A button on Lewis’s chest reads, “ON DRUGS.” Not surprisingly, a chubby bud of cannabis rests next to a glass pipe as Lewis hammers out an essay on the effects of legalization of marijuana on the local economy.

Lewis is equipped with the basic tools to participate in today’s modern mediascape – a laptop computer, cell phone and digital camera.

“I’m not a threatening human being,” he says. He’s been in Humboldt County since last June. For income, he says he’s on disability, and also performs at area clubs such as Mosgo’s and Muddy Waters.

Bob Lewis

Lewis says he has a Master’s Degree in Biblical Hebrew from UC Santa Monica. A notebook scribbled with equations represents his research of the Leon Walrus model of market equilibrium. He also boasts degrees in engineering.

*UCK YEAH!, Lewis says, means exactly what you think it does.

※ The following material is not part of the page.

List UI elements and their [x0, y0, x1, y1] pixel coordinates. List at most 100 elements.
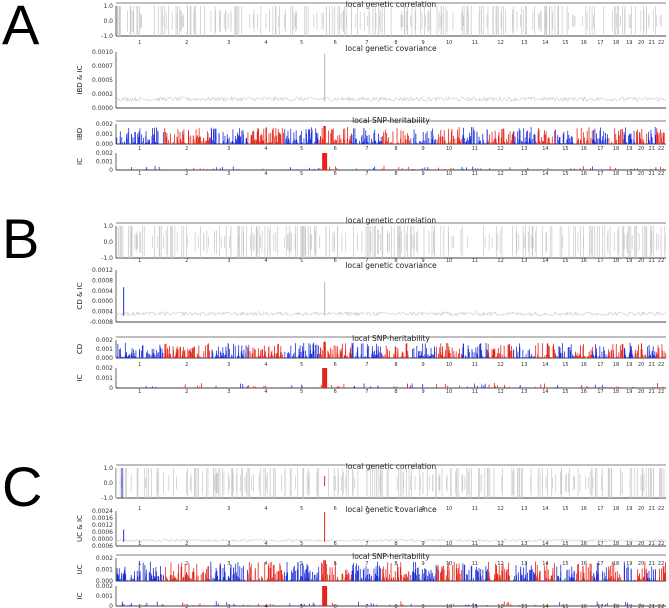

It’s a phrase popular among the “underground folk-punk culture” he was steeped in during his musically formative years in L.A.

Lewis says most people “love” the look of his bus. “I have had no complaints.” Told that some aren’t fond of it, he says, “You’re in the minority.”

He’s evasive, even defensive about his sanitation practices, answering questions with questions. “Where do you go to the bathroom?” he counters when asked to resolve the most obvious mystery. “The specifics of that aren’t public information,” he insists.

“Basically there are legitimate ways of disposing of waste that do not require me to illegally do so,” he explains.

Finally, Lewis says that he empties his urine jug at the area gas stations he patronizes. His garbage goes in the dumpsters “of businesses that I patronize that have no objection to it,” he says. “They’ve seen me do it.”

Between the law’s gray areas, the ease of gaming them, the secretive waste disposal and Arcatans’ deeply held live-and-let-live values, the popularity and presence of residential buses seems likely to continue.

“This has been going on as long as I’ve been here,” Chapman said.